Declaração de voto enviada para a Mesa e relativa a matéria votada na sessão n.º 113, realizada em 2/7/82

(Avocação da votação da proposta de lei n.º 81/II)

Sr. Presidente, Srs. Deputados,

A votação contra o requerimento apresentado pelo PCP impediu que aqui, com transparência, se discutissem alguns dos marcos fundamentais da burla eleitoral da AD.

A maioria parlamentar da AD melhor dizendo a representação ministerial que aqui se senta- não poderia esconder através de uma discussão na especialidade em plenário, os seus verdadeiros objectivos: o voto pela arreata tendo como componentes as limitações à liberdade de propaganda, a partidarização da vida local, as normas com destinatário certo - a APU.

Recusou-se aqui a possibilidade de aperfeiçoar um diploma, de o atacar nos seus aspectos mais graves, reduzindo a inércia à vontade conspirativa da AD, desnudando-a perante o país.

Ficou bem claro que a AD pretende a continuação da chapelada agora a coberto de uma pretensa legalidade.

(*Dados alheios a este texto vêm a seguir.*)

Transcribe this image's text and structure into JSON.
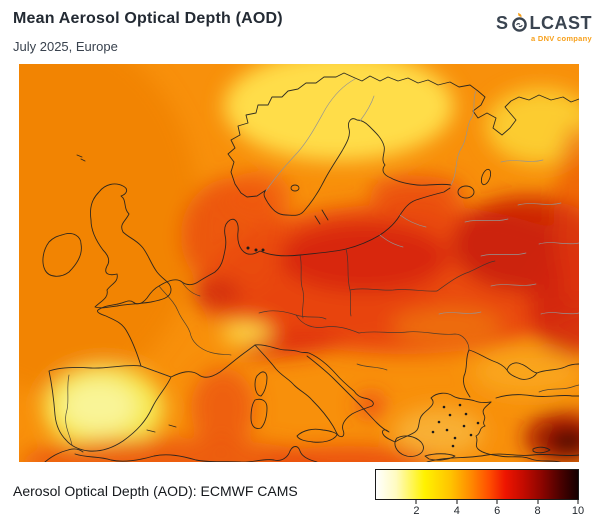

A solução saída do Ministério Ângelo Correia quanto ao voto por correspondência era de tal modo uma intentona grosseira contra a honestidade reclamada por qualquer acto eleitoral, que nem os próprios deputados da representação ministerial puderam persistir na proposta inicial.

Os votos deixaram agora de viajar pelo correio.

Mas continua a não se garantir o sigilo e a personalidade do voto quando se permite que uma mesa de recolha de votos vá a enfermarias de hospitais, asilos e outros estabelecimentos de assistência, e assista ao voto ombro a ombro.

A AD quer permitir o voto de doentes internados, mesmo no próprio local do internamento, porque espera jogar com a extrema situação de dependência em que o doente se encontra.

A AD quer o voto dos presos do próprio local de reclusão por que quer jogar com a pressão que o ambiente prisional sempre exerce. Acena-se-lhes com as saídas precárias, o parecer favorável para uma liberdade condicional.

O texto aprovado na Comissão não garante, na verdade o segredo e a pessoalidade do voto.

É certo que a AD cedeu na procura de um consenso maioritário, mas nunca renunciou a uma margem confortável de lucro.

E tudo é lucro quando se consegue a proibição de propaganda gráfica ou sonora porque se cala a voz e a palavra e sobretudo porque também se cala a Constituição da República - tudo é ganho quando a escassos meses das eleições com listas para os órgãos autárquicos em adiantada fase de preparação, se exige a indicação expressa dos partidos que propõem cada candidato mesmo que se trate de candidato independente.

Assim se procura obstruir aquela coligação que maior número de candidatos independentes apresenta nas suas listas.

A proposta de lei é de facto um diploma declaradamente anti-APU. Como bem o revela o n.º 2 do artigo 47.º.

Ao inviabilizar-se a discussão transparente e clara que queríamos trazer a este plenário ficou bem evidente que se procura calar o povo, desvirtuando o sentido do seu voto.

Não admira. O Governo não reconhece o povo. E porque o não reconhece recusa-lhe a liberdade de um poder local forte.

O Governo não reconhece o povo, logo deve e tem de cair.

A Deputada do PCP, Maria Odete dos Santos.